Die Initiative fordert eine massvolle Überbauung beim Bahnhof, den Erhalt von Grünflächen und bezahlbaren Wohnraum im «Sigst»

Von Christiane Brasseur, Verfasserin der Einzelinitiative, die weitergeht, als diejenige von Hansueli Zürcher

Eine weitergehende Initiative als die Initiative Zürcher war unumgänglich

Visualisierung mit zwei 50 m langen 3-geschossigen Gebäuden, welche den gemäss Gestaltungsplan vorgeschriebenem Minimalabstand von 8 m aufweisen.
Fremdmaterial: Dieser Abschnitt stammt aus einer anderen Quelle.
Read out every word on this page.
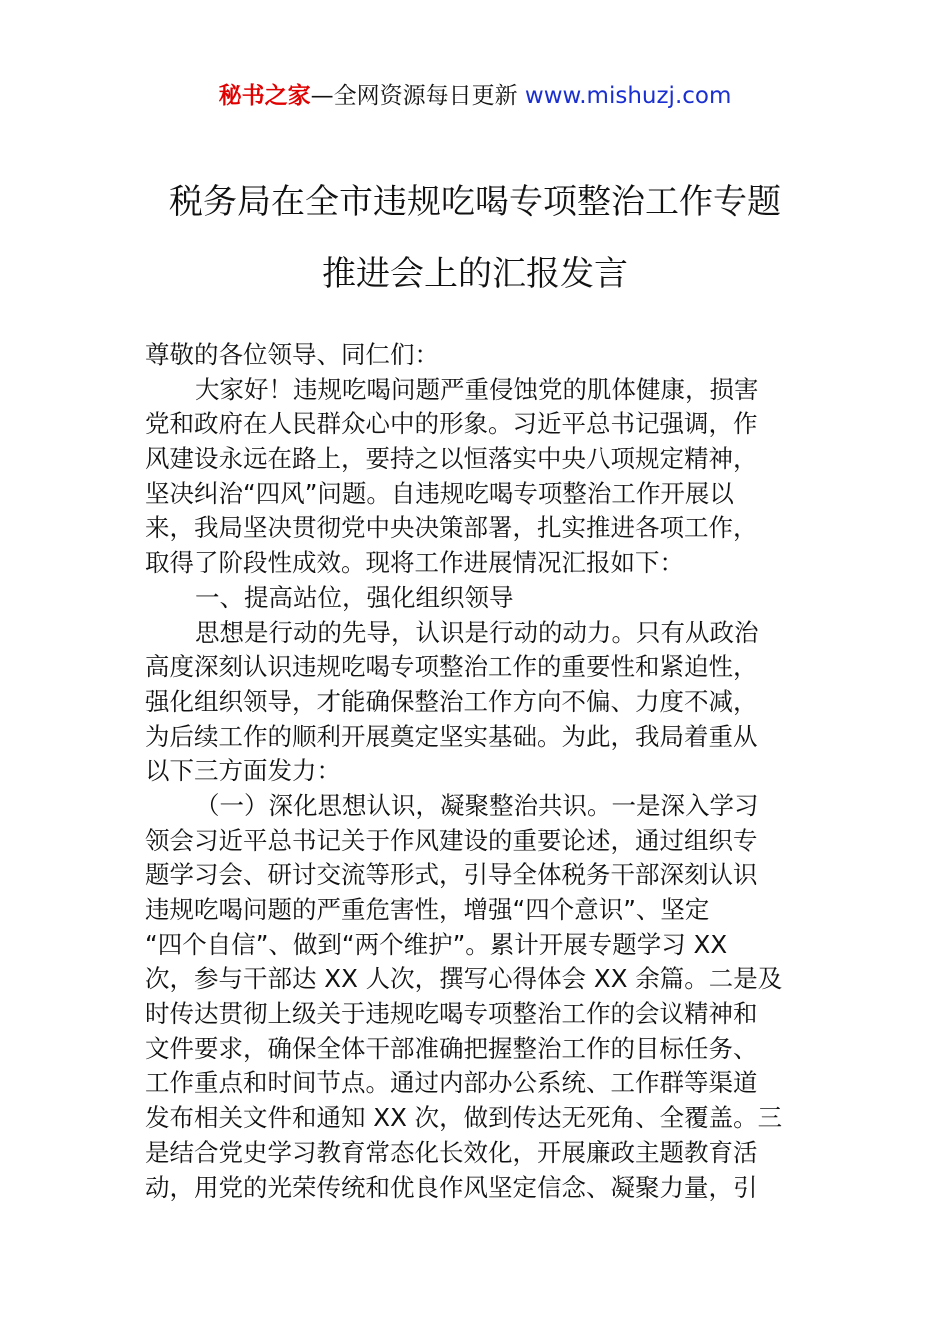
秘书之家—全网资源每日更新 www.mishuzj.com
税务局在全市违规吃喝专项整治工作专题
推进会上的汇报发言
尊敬的各位领导、同仁们：
大家好！违规吃喝问题严重侵蚀党的肌体健康，损害
党和政府在人民群众心中的形象。习近平总书记强调，作
风建设永远在路上，要持之以恒落实中央八项规定精神，
坚决纠治“四风”问题。自违规吃喝专项整治工作开展以
来，我局坚决贯彻党中央决策部署，扎实推进各项工作，
取得了阶段性成效。现将工作进展情况汇报如下：
一、提高站位，强化组织领导
思想是行动的先导，认识是行动的动力。只有从政治
高度深刻认识违规吃喝专项整治工作的重要性和紧迫性，
强化组织领导，才能确保整治工作方向不偏、力度不减，
为后续工作的顺利开展奠定坚实基础。为此，我局着重从
以下三方面发力：
（一）深化思想认识，凝聚整治共识。一是深入学习
领会习近平总书记关于作风建设的重要论述，通过组织专
题学习会、研讨交流等形式，引导全体税务干部深刻认识
违规吃喝问题的严重危害性，增强“四个意识”、坚定
“四个自信”、做到“两个维护”。累计开展专题学习 XX
次，参与干部达 XX 人次，撰写心得体会 XX 余篇。二是及
时传达贯彻上级关于违规吃喝专项整治工作的会议精神和
文件要求，确保全体干部准确把握整治工作的目标任务、
工作重点和时间节点。通过内部办公系统、工作群等渠道
发布相关文件和通知 XX 次，做到传达无死角、全覆盖。三
是结合党史学习教育常态化长效化，开展廉政主题教育活
动，用党的光荣传统和优良作风坚定信念、凝聚力量，引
Zum Vergleich: Das bestehende SBB-Aufnahmegebäude weist eine Höhe von 9.30 m auf; demgegenüber weist die Terrasse vor der zurückversetzten Attika die von 14.70 m um ein Geschoss herabgesetzte Höhe von 11.70 m auf.

Die Visualisierung zeigt eindrücklich, was auf dem SBB-Areal auch bei Annahme der Initiative Zürcher noch hätte entstehen können. Der Gestaltungsplan Bahnhofstrasse erlaubt dort nämlich nicht nur eine leicht grössere Gebäudehöhe (14.70 m statt 14.00 m), sondern auch eine massiv grössere Gebäudelänge (unbeschränkt statt 40 m), eine ebenso massiv grössere Ausnützung (110% statt 70%) sowie einen massiv herabgesetzten Gebäudeabstand (8 m statt 14 m). Wie die Visualisierung zeigt, erlaubt diese massive Herabsetzung es nicht mehr, zwischen den Gebäuden durchzusehen. Statt mit einem 90 m langen Koloss würden die obenliegenden Quartiere also mit einem gefühlt 108 m langen Ungetüm konfrontiert! Dass dieses nun ein Geschoss weniger aufweisen würde, würde die Sache auch nicht erträglicher gestalten.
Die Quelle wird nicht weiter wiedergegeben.